I would, finally, like to raise briefly one point of general criticism. This concerns the absence of sustained discussion of what, in a footnote to her essay, Allen describes as "the difficult and shifting distinction between unreason and madness in History of Madness" (121n.). Marking this distinction between madness, which becomes pathologized as the object of the psychiatric knowledge we call 'mental illness,' and unreason, a tragic limit-experience whose expression in art and literature contests the dominant social order, would add nuance to the presentation of the Foucault-Derrida debate in various ways.
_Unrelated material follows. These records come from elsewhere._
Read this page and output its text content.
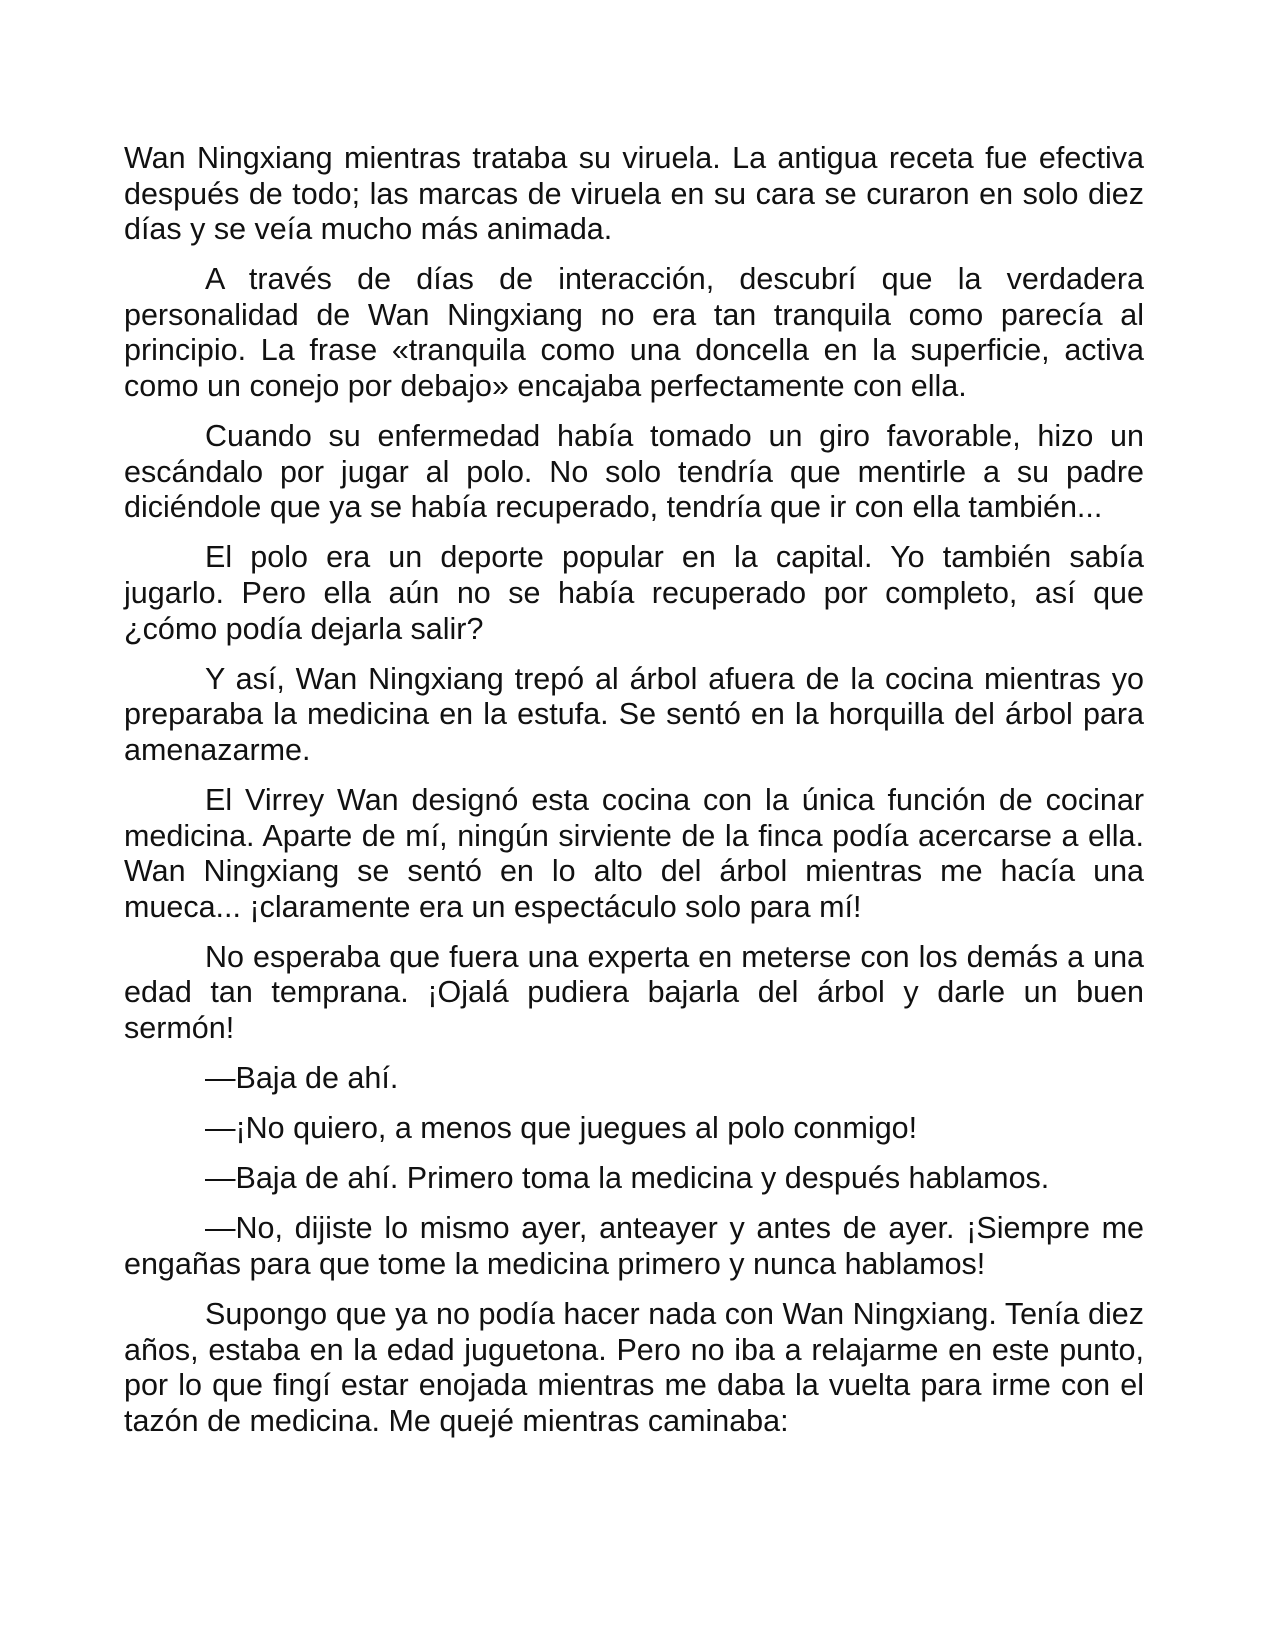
Wan Ningxiang mientras trataba su viruela. La antigua receta fue efectiva después de todo; las marcas de viruela en su cara se curaron en solo diez días y se veía mucho más animada.

A través de días de interacción, descubrí que la verdadera personalidad de Wan Ningxiang no era tan tranquila como parecía al principio. La frase «tranquila como una doncella en la superficie, activa como un conejo por debajo» encajaba perfectamente con ella.

Cuando su enfermedad había tomado un giro favorable, hizo un escándalo por jugar al polo. No solo tendría que mentirle a su padre diciéndole que ya se había recuperado, tendría que ir con ella también...

El polo era un deporte popular en la capital. Yo también sabía jugarlo. Pero ella aún no se había recuperado por completo, así que ¿cómo podía dejarla salir?

Y así, Wan Ningxiang trepó al árbol afuera de la cocina mientras yo preparaba la medicina en la estufa. Se sentó en la horquilla del árbol para amenazarme.

El Virrey Wan designó esta cocina con la única función de cocinar medicina. Aparte de mí, ningún sirviente de la finca podía acercarse a ella. Wan Ningxiang se sentó en lo alto del árbol mientras me hacía una mueca... ¡claramente era un espectáculo solo para mí!

No esperaba que fuera una experta en meterse con los demás a una edad tan temprana. ¡Ojalá pudiera bajarla del árbol y darle un buen sermón!

—Baja de ahí.

—¡No quiero, a menos que juegues al polo conmigo!

—Baja de ahí. Primero toma la medicina y después hablamos.

—No, dijiste lo mismo ayer, anteayer y antes de ayer. ¡Siempre me engañas para que tome la medicina primero y nunca hablamos!

Supongo que ya no podía hacer nada con Wan Ningxiang. Tenía diez años, estaba en la edad juguetona. Pero no iba a relajarme en este punto, por lo que fingí estar enojada mientras me daba la vuelta para irme con el tazón de medicina. Me quejé mientras caminaba:
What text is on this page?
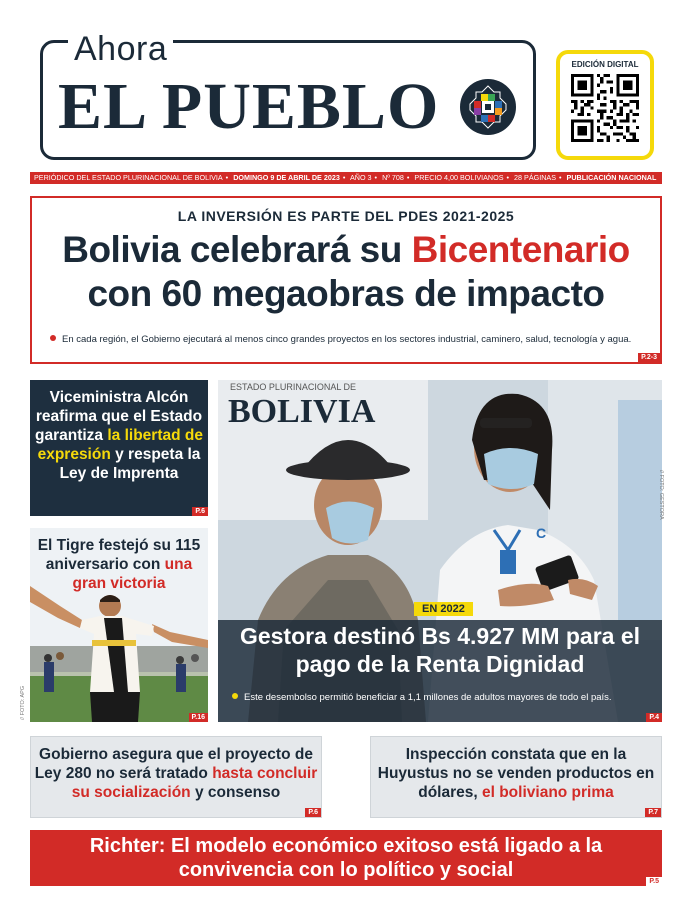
Ahora
EL PUEBLO
EDICIÓN DIGITAL
PERIÓDICO DEL ESTADO PLURINACIONAL DE BOLIVIA • DOMINGO 9 DE ABRIL DE 2023 • AÑO 3 • Nº 708 • PRECIO 4,00 BOLIVIANOS • 28 PÁGINAS • PUBLICACIÓN NACIONAL
LA INVERSIÓN ES PARTE DEL PDES 2021-2025
Bolivia celebrará su Bicentenario
con 60 megaobras de impacto
En cada región, el Gobierno ejecutará al menos cinco grandes proyectos en los sectores industrial, caminero, salud, tecnología y agua.
P.2-3
Viceministra Alcón reafirma que el Estado garantiza la libertad de expresión y respeta la Ley de Imprenta
P.6
El Tigre festejó su 115 aniversario con una gran victoria
P.16
// FOTO: APG
C
ESTADO PLURINACIONAL DE
BOLIVIA
EN 2022
Gestora destinó Bs 4.927 MM para el pago de la Renta Dignidad
Este desembolso permitió beneficiar a 1,1 millones de adultos mayores de todo el país.
P.4
// FOTO: GESTORA
Gobierno asegura que el proyecto de Ley 280 no será tratado hasta concluir su socialización y consenso
P.6
Inspección constata que en la Huyustus no se venden productos en dólares, el boliviano prima
P.7
Richter: El modelo económico exitoso está ligado a la convivencia con lo político y social
P.5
For example, it complicates what may be too easily taken as a 'neat' (Macherey) binary opposition between reason and madness in Foucault, and it considerably alters how we view the performative contradiction argument and the problem of enunciation (since the range of expressive possibilities open to Foucault is not limited to the choice between the appropriative voice of reason or the sterile silence of madness). This lacuna notwithstanding, however, this volume succeeds in illuminating the debate's extended archive, clarifying and developing its core philosophical problems, and renewing its critical philosophic force by indicating, as the book's subtitle would have it, the futures of genealogy, deconstruction, and politics.

ACKNOWLEDGEMENTS

In the interest of full disclosure, I should mention that I also have a co-edited collection on Foucault and Derrida, with a partial overlap of contributors with the volume under review.


[1] Foucault, History of Madness, translated by Jonathan Murphy and Jean Khalfa (Routledge, 2006), xxxiii.

[2] Ibid., xxxv.

[3] Foucault, History of Madness, xxxi.

[4] Ibid., xxxiii.

[5] See, for example, Foucault, "Foucault," translated by Robert Hurley, in Aesthetics, Method, and Epistemology: Essential Works of Foucault, Volume 2 (The New Press, 1998), 459ff.

[6] Foucault, The Archaeology of Knowledge, translated by A.M. Sheridan Smith (Pantheon, 1972), 127.

[7] Foucault, "Preface to The History of Sexuality, Volume Two," translated by William Smock, in Ethics, Subjectivity, and Truth: Essential Works of Foucault, Volume 1 (The New Press, 1997), 201.

[8] Foucault, "Polemics, Politics, and Problematizations," translated by Lydia Davis, in Ethics, Subjectivity, and Truth, 117.